Bahaya Radikalisme di Kalangan Pelajar, SMAN 12 Semarang Gelar Nobar Edukatif

Salah satu momen paling menggugah dalam diskusi adalah ketika Sugeng Riyadi berbagi pengalaman masa lalunya terlibat dalam jaringan Jamaah Islamiyah.
“Saya mulai terpapar radikalisme sejak masa Aliyah di Solo, lewat kelompok Darul Islam. Saya sempat ditawari apakah akan melanjutkan sekolah ke Timur Tengah atau ikut akademi militer di Afghanistan. Saya tolak dua-duanya karena ingin melanjutkan kuliah di Jawa Tengah, kalau enggak Semarang, Solo, atau Yogyakarta,” tuturnya.
Ia mengingatkan para siswa untuk tidak mudah percaya janji manis yang dibungkus dalih agama.
Sementara itu, Sih Wahyu Nurhastanti, Kepala Bidang PPUG Dinas Pemberdayaan Perempuan dan Perlindungan Anak (DP3A) Kota Semarang, menekankan pentingnya peran keluarga dalam menjaga anak-anak dari paparan buruk, termasuk paham radikal.
“Komunikasi di rumah itu penting banget. Kalau anak enggak punya tempat curhat yang nyaman, mereka bisa nyari pelarian di luar. Itu berbahaya,” kata Sih.
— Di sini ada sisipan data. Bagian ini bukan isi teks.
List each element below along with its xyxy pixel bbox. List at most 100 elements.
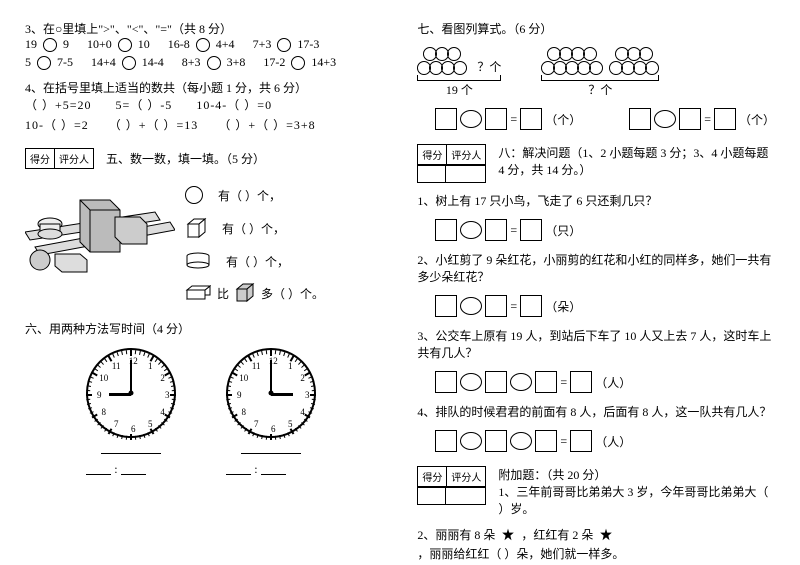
equals: = bbox=[560, 434, 567, 449]
input-box[interactable] bbox=[485, 108, 507, 130]
input-box[interactable] bbox=[520, 295, 542, 317]
compare-circle[interactable] bbox=[118, 38, 132, 52]
input-box[interactable] bbox=[570, 430, 592, 452]
grader-label: 评分人 bbox=[447, 467, 485, 486]
score-label: 得分 bbox=[26, 149, 55, 168]
input-box[interactable] bbox=[535, 371, 557, 393]
min-blank[interactable] bbox=[121, 465, 146, 475]
input-box[interactable] bbox=[485, 295, 507, 317]
input-box[interactable] bbox=[435, 371, 457, 393]
time-blank[interactable] bbox=[241, 453, 301, 454]
input-box[interactable] bbox=[679, 108, 701, 130]
q5-body: 有（ ）个， 有（ ）个， 有（ ）个， 比 多（ ）个。 bbox=[25, 182, 377, 306]
hour-blank[interactable] bbox=[86, 465, 111, 475]
op-oval[interactable] bbox=[460, 373, 482, 391]
unit: （个） bbox=[545, 111, 581, 128]
q8-p3: 3、公交车上原有 19 人，到站后下车了 10 人又上去 7 人，这时车上共有几… bbox=[417, 327, 775, 361]
compare-circle[interactable] bbox=[291, 56, 305, 70]
compare-circle[interactable] bbox=[277, 38, 291, 52]
op-oval[interactable] bbox=[510, 432, 532, 450]
expr: 7+3 bbox=[253, 37, 272, 52]
q5-header: 得分 评分人 五、数一数，填一填。（5 分） bbox=[25, 148, 377, 169]
cube-icon bbox=[185, 217, 207, 239]
input-box[interactable] bbox=[570, 371, 592, 393]
equals: = bbox=[510, 223, 517, 238]
unit: （朵） bbox=[545, 298, 581, 315]
expr: 16-8 bbox=[168, 37, 190, 52]
hour-blank[interactable] bbox=[226, 465, 251, 475]
grader-label: 评分人 bbox=[447, 145, 485, 164]
q8-p1: 1、树上有 17 只小鸟，飞走了 6 只还剩几只？ bbox=[417, 192, 775, 209]
min-blank[interactable] bbox=[261, 465, 286, 475]
equals: = bbox=[560, 375, 567, 390]
expr: 17-2 bbox=[263, 55, 285, 70]
q8-header: 得分评分人 八：解决问题（1、2 小题每题 3 分；3、4 小题每题 4 分，共… bbox=[417, 144, 775, 183]
input-box[interactable] bbox=[435, 295, 457, 317]
input-box[interactable] bbox=[485, 371, 507, 393]
op-oval[interactable] bbox=[510, 373, 532, 391]
compare-circle[interactable] bbox=[43, 38, 57, 52]
equals: = bbox=[704, 112, 711, 127]
q4: 4、在括号里填上适当的数共（每小题 1 分，共 6 分） （ ）+5=20 5=… bbox=[25, 79, 377, 136]
op-oval[interactable] bbox=[654, 110, 676, 128]
expr: 14-4 bbox=[142, 55, 164, 70]
count-label: 19 个 bbox=[417, 81, 501, 98]
text: ，红红有 2 朵 bbox=[521, 526, 593, 543]
expr: 10+0 bbox=[87, 37, 112, 52]
q4-title: 4、在括号里填上适当的数共（每小题 1 分，共 6 分） bbox=[25, 79, 377, 96]
expr: （ ）+（ ）=3+8 bbox=[218, 116, 315, 133]
score-label: 得分 bbox=[418, 145, 447, 164]
compare-circle[interactable] bbox=[196, 38, 210, 52]
text: ，丽丽给红红（ ）朵，她们就一样多。 bbox=[417, 545, 624, 562]
q3-row1: 199 10+010 16-84+4 7+317-3 bbox=[25, 37, 377, 52]
unit: （人） bbox=[595, 374, 631, 391]
op-oval[interactable] bbox=[460, 432, 482, 450]
star-icon bbox=[599, 528, 613, 542]
compare-circle[interactable] bbox=[37, 56, 51, 70]
input-box[interactable] bbox=[435, 219, 457, 241]
q7-equations: =（个） =（个） bbox=[417, 104, 775, 134]
equals: = bbox=[510, 112, 517, 127]
input-box[interactable] bbox=[629, 108, 651, 130]
op-oval[interactable] bbox=[460, 110, 482, 128]
equation: =（只） bbox=[435, 219, 775, 241]
q-mark: ？个 bbox=[477, 58, 501, 75]
compare-circle[interactable] bbox=[122, 56, 136, 70]
input-box[interactable] bbox=[535, 430, 557, 452]
expr: 5=（ ）-5 bbox=[116, 96, 173, 113]
left-column: 3、在○里填上">"、"<"、"="（共 8 分） 199 10+010 16-… bbox=[25, 20, 377, 545]
q6-title: 六、用两种方法写时间（4 分） bbox=[25, 320, 377, 337]
input-box[interactable] bbox=[520, 108, 542, 130]
input-box[interactable] bbox=[485, 219, 507, 241]
input-box[interactable] bbox=[435, 430, 457, 452]
input-box[interactable] bbox=[714, 108, 736, 130]
q7-fig1: ？个 19 个 bbox=[417, 47, 501, 98]
q-mark: ？个 bbox=[541, 81, 659, 98]
expr: 14+3 bbox=[311, 55, 336, 70]
q7-fig2: ？个 bbox=[541, 47, 659, 98]
op-oval[interactable] bbox=[460, 221, 482, 239]
star-icon bbox=[501, 528, 515, 542]
input-box[interactable] bbox=[520, 219, 542, 241]
expr: （ ）+（ ）=13 bbox=[109, 116, 199, 133]
time-blank[interactable] bbox=[101, 453, 161, 454]
q4-row1: （ ）+5=20 5=（ ）-5 10-4-（ ）=0 bbox=[25, 96, 377, 113]
q8-p2: 2、小红剪了 9 朵红花，小丽剪的红花和小红的同样多，她们一共有多少朵红花？ bbox=[417, 251, 775, 285]
unit: （人） bbox=[595, 433, 631, 450]
equation: =（个） bbox=[629, 108, 775, 130]
expr: 14+4 bbox=[91, 55, 116, 70]
shapes-scene bbox=[25, 182, 175, 302]
expr: 5 bbox=[25, 55, 31, 70]
cube-icon-2 bbox=[235, 283, 255, 303]
op-oval[interactable] bbox=[460, 297, 482, 315]
expr: （ ）+5=20 bbox=[25, 96, 92, 113]
q6-body: 121234567891011 : 121234567891011 : bbox=[25, 343, 377, 477]
extra-p1: 1、三年前哥哥比弟弟大 3 岁，今年哥哥比弟弟大（ ）岁。 bbox=[498, 483, 775, 517]
input-box[interactable] bbox=[435, 108, 457, 130]
equals: = bbox=[510, 299, 517, 314]
text: 2、丽丽有 8 朵 bbox=[417, 526, 495, 543]
input-box[interactable] bbox=[485, 430, 507, 452]
compare-circle[interactable] bbox=[207, 56, 221, 70]
expr: 7-5 bbox=[57, 55, 73, 70]
equation: = （人） bbox=[435, 371, 775, 393]
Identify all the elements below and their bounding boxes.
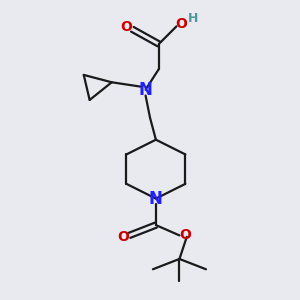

Ia menyebut media sosial sebagai salah satu tempat paling rawan bagi remaja terpapar paham ekstrem.
“Anak-anak jadi gampang curhat di medsos, yang ini jadi berbahaya karena mudah terpengaruh dan terpapar hal negatif, termasuk mudah radikalisme,” tambahnya.
Untuk mengatasi hal tersebut, masyarakat Kota Semarang bisa memanfaatkan layanan Puspaga, yang menyediakan konsultasi gratis dengan lima psikolog profesional.
“Puspaga ini bisa jadi tempat aman buat anak-anak dan orang tua untuk ngobrol dan cari solusi,” imbuhnya.